The Consumer Prices Index (CPI) is the UK’s principal measure of inflation. It tracks the prices of hundreds of everyday items, including a broad array of essential goods and services including food, fuel, medicine, and rent. The ONS publishes the CPI figure on a monthly basis, giving a timely indication of changes to the cost of living for UK consumers.
By their own admission, rates of inflation are much worse elsewhere. Countries that use the euro shared an inflation rate of 2.1% in October, down just a tick from 2.2% in September.
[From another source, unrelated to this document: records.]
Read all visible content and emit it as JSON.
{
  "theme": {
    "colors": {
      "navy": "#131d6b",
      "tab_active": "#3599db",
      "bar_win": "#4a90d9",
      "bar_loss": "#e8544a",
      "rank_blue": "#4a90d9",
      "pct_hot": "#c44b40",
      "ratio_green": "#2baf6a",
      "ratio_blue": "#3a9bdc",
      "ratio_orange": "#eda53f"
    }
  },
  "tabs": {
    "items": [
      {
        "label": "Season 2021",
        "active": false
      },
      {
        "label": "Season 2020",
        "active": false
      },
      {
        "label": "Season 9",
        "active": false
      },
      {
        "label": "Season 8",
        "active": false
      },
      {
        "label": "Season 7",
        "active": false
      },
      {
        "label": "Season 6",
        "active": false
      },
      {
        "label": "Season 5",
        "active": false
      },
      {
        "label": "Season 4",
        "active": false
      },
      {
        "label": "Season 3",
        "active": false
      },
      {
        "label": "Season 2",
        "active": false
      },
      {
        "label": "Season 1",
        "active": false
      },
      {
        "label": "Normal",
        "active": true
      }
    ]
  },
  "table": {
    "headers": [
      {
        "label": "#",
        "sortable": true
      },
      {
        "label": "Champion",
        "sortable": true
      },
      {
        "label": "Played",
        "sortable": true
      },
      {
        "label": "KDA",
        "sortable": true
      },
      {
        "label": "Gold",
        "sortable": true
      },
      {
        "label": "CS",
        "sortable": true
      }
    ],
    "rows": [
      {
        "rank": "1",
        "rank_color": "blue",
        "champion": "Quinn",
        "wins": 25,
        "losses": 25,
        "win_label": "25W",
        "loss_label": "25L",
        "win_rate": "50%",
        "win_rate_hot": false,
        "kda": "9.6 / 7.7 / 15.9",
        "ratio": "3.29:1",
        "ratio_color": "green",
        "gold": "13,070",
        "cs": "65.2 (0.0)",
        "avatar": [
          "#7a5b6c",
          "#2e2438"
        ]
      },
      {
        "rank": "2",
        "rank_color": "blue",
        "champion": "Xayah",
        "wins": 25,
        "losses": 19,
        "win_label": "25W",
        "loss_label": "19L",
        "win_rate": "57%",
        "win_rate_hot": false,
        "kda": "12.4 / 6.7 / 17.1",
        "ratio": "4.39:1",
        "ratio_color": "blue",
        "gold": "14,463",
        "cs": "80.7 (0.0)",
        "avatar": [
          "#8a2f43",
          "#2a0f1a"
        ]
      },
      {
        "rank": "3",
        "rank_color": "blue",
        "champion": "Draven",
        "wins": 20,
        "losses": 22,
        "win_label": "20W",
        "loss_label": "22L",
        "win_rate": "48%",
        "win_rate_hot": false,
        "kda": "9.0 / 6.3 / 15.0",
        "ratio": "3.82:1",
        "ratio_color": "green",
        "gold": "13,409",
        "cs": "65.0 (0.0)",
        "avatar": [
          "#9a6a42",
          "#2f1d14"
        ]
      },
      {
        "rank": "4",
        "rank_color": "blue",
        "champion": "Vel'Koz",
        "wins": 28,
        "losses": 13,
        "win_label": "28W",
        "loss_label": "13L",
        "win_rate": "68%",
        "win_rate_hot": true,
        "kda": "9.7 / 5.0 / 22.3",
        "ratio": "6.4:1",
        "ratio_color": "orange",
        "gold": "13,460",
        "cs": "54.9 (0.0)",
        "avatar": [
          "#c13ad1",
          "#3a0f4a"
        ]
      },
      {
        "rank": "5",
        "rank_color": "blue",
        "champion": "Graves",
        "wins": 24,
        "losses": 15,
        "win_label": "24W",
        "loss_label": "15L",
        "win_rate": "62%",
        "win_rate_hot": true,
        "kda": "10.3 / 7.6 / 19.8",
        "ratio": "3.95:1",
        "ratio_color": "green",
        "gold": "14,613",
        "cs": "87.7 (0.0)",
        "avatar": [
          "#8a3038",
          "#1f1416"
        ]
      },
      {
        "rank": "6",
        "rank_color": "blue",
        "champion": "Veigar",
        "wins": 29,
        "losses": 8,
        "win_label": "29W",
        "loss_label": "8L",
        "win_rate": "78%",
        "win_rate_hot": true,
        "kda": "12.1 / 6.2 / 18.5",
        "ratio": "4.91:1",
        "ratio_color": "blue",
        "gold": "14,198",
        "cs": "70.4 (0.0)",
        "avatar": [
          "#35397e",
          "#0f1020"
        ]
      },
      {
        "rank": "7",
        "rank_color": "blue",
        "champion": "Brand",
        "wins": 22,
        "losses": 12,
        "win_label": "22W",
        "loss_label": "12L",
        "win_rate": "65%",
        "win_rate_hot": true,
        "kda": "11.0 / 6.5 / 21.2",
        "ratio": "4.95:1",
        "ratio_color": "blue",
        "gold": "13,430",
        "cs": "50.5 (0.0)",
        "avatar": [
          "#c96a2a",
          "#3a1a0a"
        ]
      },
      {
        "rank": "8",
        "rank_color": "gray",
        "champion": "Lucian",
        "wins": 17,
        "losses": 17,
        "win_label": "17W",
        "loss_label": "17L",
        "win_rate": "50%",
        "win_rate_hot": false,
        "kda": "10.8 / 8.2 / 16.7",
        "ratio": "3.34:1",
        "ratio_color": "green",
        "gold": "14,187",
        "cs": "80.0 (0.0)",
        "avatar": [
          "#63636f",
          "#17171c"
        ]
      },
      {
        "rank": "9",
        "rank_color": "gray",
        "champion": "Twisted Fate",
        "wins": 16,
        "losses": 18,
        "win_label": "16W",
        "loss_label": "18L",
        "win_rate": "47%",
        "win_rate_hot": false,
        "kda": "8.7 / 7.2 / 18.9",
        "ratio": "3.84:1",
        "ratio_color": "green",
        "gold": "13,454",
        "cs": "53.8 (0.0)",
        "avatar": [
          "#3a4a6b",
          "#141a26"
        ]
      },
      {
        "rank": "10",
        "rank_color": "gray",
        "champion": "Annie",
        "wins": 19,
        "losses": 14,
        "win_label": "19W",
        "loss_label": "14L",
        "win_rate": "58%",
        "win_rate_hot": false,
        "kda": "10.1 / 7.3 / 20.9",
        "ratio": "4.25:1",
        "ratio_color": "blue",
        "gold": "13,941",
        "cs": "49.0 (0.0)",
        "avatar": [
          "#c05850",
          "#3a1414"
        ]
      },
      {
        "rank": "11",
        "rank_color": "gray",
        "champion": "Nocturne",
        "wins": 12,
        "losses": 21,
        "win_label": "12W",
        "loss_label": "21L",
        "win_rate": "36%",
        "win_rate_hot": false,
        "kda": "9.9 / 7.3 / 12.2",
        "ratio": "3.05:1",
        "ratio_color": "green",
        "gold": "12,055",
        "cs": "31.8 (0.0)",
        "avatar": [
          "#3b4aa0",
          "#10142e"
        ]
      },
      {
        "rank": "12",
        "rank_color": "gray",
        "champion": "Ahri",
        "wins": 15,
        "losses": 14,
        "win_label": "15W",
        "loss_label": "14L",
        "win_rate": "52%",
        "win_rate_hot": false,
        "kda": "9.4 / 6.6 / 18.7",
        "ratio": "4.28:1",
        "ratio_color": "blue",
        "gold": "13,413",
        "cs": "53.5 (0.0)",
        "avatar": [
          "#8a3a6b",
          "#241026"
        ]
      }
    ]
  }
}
At the same time, the United States is experiencing an increase in its rate of inflation—3% in September, up from 2.9% in August. This staggering disparity underscores the peculiarly economic crisis plaguing the UK.
The Bank of England, dials the inflation fighting vigilante mode to eleven and raises rates by .75%. Since its tight monetary policy peak in August 2024, it has slashed interest rates five times to 4%. Meanwhile, inflation is still soaring high. Their recent increase to 5.25% reflects the usual caution of the Fed, but clearly an urgent attempt at stabilizing our economy.
The reasons behind this increase in inflation are complicated. And coming out of the Covid pandemic, demand for oil and gas increased drastically. This spike added fuel to the inflationary fire, further aggravated by the spike in energy costs following Russia’s invasion of Ukraine. This combined with wider events on the global stage have created a perfect storm to impact the UK’s economic environment.
Core CPI, which excludes volatile basket items like energy and food, was at 3.4% for the year ending in October. That’s a small drop from the 3.5% reported in September. That would suggest that though overall inflation is still elevated, underlying inflationary pressures are starting to let up.
Wage growth is another important piece to this puzzle. Over the three month period ending in October, annualized growth in wages excluding bonuses hit 4.6%. That is a small step down from the 4.7% growth rate of the prior three months. The recent slowdown in wage growth certainly shines a light on the squeeze that workers are experiencing. Their wages are increasingly outpaced by the cost of living.
We can expect inflationary pressures to be more persistent. The Bank of England now faces the difficult task of tamping down inflation while tending to a flagging economy. The current interest rate raise takes aim at more spending and borrowing. Such a change would contribute to reducing inflation in the long run.